In Defense of Slings
I am seven months pregnant with my first baby. I have read every word you’ve every written about pregnancy on your blog and Zero to Forty (I skipped ahead! I cheated! I know!) and the Advice Smackdown. I love how you make scary parenting things seem easy and approachable and have already talked my mom into giving us the gift of a cloth diaper service early on (then we’ll do our own later, once we get the hang of it all) and have filled my registry with Miracle Blanket and baby food cookbooks.
I’m sure you’ve heard about the sling recalls and the babies who suffocated while in the slings. OMG, so awful. Everybody who views my registry certainly has, and I’ve had a couple people comment that I should “take those things off” because I “certainly can’t use them now.”
So…should I? The slings I’d like to try have not been recalled, though one of them is the “pouch style” (similar to the ones you used) (hi, stalkerish!). I’ve registered for an Ergo as well but really liked the idea of using those pretty fabric slings too, especially when the baby is little. I still see plenty of moms using slings but wonder if the comments will continue and I’ll have to defend myself out in public when I’m newly postpartum and already emotional regarding all my many failings.
If you were having another baby (which I think you totally should btw, because your boys are just too cute), would you use a sling again?
Wannabe Earth Mama
Yes. I would use my slings again. In a heartbeat.
Here’s where I sound a little obnoxious: a few people recommended the Infantino slings to me along the way, usually because they were so affordable. (Compared to the $100+ price of some of the fancier, more complicated ones.) My sister-in-law even offered me one for free because she’d received it and never used it. And I swear, I took one look at that thing and said “No. Way.”

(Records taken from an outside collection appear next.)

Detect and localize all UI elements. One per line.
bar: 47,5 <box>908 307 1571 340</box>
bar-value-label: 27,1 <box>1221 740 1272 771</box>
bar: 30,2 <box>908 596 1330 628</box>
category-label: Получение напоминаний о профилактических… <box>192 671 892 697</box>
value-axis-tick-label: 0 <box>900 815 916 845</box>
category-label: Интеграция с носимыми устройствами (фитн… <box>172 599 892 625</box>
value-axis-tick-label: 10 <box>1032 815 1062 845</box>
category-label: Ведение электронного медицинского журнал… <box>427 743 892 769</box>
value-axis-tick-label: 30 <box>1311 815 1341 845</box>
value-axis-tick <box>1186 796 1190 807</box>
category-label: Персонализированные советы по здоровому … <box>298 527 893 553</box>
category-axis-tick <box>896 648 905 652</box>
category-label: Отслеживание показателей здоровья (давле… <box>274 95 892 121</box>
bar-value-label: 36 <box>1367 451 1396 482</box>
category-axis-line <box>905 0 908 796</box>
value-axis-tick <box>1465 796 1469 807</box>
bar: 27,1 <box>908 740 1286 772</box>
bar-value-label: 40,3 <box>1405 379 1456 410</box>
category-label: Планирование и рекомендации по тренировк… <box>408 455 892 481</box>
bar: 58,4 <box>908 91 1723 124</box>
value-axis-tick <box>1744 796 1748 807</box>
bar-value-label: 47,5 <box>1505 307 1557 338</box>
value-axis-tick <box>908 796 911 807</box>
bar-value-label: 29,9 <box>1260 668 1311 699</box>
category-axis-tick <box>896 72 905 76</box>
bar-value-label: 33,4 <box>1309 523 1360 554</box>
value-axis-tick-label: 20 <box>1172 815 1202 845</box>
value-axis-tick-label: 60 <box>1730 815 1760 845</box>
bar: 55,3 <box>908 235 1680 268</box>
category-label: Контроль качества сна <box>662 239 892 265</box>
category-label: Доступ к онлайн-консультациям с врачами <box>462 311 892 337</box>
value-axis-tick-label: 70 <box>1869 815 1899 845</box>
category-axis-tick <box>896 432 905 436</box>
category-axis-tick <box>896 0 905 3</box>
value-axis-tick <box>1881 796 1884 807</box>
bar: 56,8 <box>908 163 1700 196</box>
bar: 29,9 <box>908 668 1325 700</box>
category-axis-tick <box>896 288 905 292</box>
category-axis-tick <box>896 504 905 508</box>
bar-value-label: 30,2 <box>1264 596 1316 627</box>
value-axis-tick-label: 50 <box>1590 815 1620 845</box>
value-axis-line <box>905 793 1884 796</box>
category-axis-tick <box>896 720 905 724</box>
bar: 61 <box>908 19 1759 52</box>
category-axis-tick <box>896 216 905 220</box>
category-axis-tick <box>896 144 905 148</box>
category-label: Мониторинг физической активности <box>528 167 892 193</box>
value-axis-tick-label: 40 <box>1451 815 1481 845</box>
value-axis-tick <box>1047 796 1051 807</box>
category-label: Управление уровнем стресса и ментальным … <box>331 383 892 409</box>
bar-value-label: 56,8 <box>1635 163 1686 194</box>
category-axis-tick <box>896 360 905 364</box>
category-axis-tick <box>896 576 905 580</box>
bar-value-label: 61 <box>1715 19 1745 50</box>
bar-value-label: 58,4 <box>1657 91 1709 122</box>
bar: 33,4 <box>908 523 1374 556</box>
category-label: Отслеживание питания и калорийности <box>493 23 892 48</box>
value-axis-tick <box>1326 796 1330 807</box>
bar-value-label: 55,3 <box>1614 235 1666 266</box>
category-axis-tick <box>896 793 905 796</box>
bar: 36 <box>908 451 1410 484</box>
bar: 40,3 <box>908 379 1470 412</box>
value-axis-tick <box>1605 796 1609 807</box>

It just…LOOKED dangerous. The pouch is so deep and tailored and padded and gathered — it looked more like a purse than a sling. And far, far too big for a newborn. If you Google Image Search it now, you can easily find user photos where the padded and elasticized edges are CLEARLY closing up right over the baby’s face. It was a horribly designed sling, and I wanted nothing to do with it.
I’m NOT saying that mothers who used SlingRiders should have thought the same thing — seriously, this is entirely the fault of the manufacturer, even if user error was involved. (And I have no idea if there was, but 100% support the recall regardless.)
It really, really does suck that all slings are getting unfairly painted with a broad brush now. (I’m sure that infamous Consumer Reports blogger is crowing with glee.) It sucks that now we have to add babywearing to the Long List of Things People Will Judge You About.
The Baby Wearer has some great links front and center on the site now in response to the recall and safety concerns, including the design distinctions I mentioned: The Infantino was more than a “pouch.” It was a BAG. A baby duffle, essentially. A properly designed sling is shallow, with no elastic or excess gathered fabric. There is no “flat base” to the bottom, just fabric that conforms to your baby’s shape and keeps him firmly in place with no risk of rolling. He rides up high on your chest, in a diagonal or vertical position — NEVER in a horizontal line around your waist. And most importantly — you can ALWAYS easily see his face. Even if he looks a little fetal-position smushed, you can SEE him, and nothing (fabric, elastic, your own boobs) obscures that view or his nose and mouth.
Every carrier I personally tried (New Native, Rockin’ Baby Sling, Ergo) met these safety criteria, so I would absolutely use them again. The only exception was the Hotsling, but only because I bought the wrong size. It was too big and Ezra hung too low on my torso. Which brings me to a hugely important point: EDUCATION. Watch the DVDs, check out YouTube, ask for a demonstration at the stores. There are even babywearing support groups across the country that will help you choose your preferred sling style and teach you how to use it.
I publicly praise slings a lot simply because of the convenience and hands-free aspect of them. I could carry Ezra around and nurse him…while fixing myself a sandwich or writing a blog post! Brilliant! But another thing that a really well-designed sling will give you is an INCREDIBLE sense of connection to your baby. And that’s something I really don’t think those over-padded and over-structured baby duffels provided, thus leading to a nightmarish scenario where a baby suffocated while his mother had no idea there was a problem. When Ezra was in our favorite sling (the Rockin’ Baby), the thin fabric allowed me to feel his little warm body and every movement. His head sat up on near my chest and heart, and even though I used the sling for hands-free activities, my hand still cradled his shape or stroked his face and body inside the sling every chance it got. It was not a utilitarian piece of baby transporting equipment, it was a really wonderful bonding tool, and a place where I could truly keep him close and safe and loved.